Correct, it depends upon what may have been added, etiher intentionally or unintentionally. i.e. processed in a facility that has nuts or from a farm/home that didn't follow processing guidelines or homogenize it.

Peanut allergy sufferers can drink peanut oil as long as it has been properly filtered to get all the proteins out.

High fructose corn syrup is sometime processed with sulphur. The sulphides produced are the culprit of the allergy, not the fructose.

Then how would you explain a reaction to honey that was unprocessed & straight out of the hive? During the time I was having reactions to honey, I had reactions to store-bought raw honey, so I might believe what you say about the way it was processed.
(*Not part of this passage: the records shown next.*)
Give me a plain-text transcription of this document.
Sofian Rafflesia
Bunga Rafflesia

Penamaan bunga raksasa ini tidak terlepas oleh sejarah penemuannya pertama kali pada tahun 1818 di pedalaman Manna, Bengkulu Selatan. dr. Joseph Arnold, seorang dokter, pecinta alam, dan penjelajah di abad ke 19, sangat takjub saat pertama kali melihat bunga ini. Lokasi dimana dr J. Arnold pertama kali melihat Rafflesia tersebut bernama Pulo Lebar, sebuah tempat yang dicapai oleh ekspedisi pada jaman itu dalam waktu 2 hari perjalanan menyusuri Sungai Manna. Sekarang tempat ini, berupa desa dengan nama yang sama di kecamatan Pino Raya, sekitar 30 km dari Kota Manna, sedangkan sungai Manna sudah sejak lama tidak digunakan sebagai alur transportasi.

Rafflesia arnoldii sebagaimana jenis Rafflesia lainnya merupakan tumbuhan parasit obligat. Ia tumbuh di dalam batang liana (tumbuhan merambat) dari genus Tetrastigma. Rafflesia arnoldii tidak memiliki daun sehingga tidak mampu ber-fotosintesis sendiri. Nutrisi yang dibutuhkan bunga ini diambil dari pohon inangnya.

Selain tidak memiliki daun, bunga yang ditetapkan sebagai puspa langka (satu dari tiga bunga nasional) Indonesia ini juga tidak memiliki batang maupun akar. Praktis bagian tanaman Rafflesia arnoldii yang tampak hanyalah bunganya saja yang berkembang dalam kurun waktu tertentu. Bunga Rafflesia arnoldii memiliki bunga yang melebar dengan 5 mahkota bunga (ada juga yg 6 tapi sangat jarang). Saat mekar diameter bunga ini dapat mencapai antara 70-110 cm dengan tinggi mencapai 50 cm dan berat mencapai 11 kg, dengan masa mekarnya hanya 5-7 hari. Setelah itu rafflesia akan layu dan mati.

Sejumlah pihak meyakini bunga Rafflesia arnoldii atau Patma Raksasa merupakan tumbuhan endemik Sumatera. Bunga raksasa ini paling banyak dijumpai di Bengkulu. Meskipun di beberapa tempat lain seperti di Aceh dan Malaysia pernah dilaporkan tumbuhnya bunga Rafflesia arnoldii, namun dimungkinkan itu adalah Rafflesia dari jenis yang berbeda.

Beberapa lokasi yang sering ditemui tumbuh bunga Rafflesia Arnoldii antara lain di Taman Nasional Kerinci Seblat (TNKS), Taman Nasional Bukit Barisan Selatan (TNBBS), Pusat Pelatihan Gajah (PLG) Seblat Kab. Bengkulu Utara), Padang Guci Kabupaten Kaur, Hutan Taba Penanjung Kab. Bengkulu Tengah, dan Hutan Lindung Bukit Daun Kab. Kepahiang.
BUT, I also had reactions to honey that was removed straight from the hives sitting on my mother's property, that was not processed.

That's incorrect. Billions of people are allergic to urushiol, the principle allergen in poison ivy/oak, and it is not a protein. There is no amine group and no carboxylic acid group. It is entirely devoid of nitrogen, in fact. So it is most definitely not a protein. A look at the wikipedia page on allergens actually features a list including a number of non-protein allergens.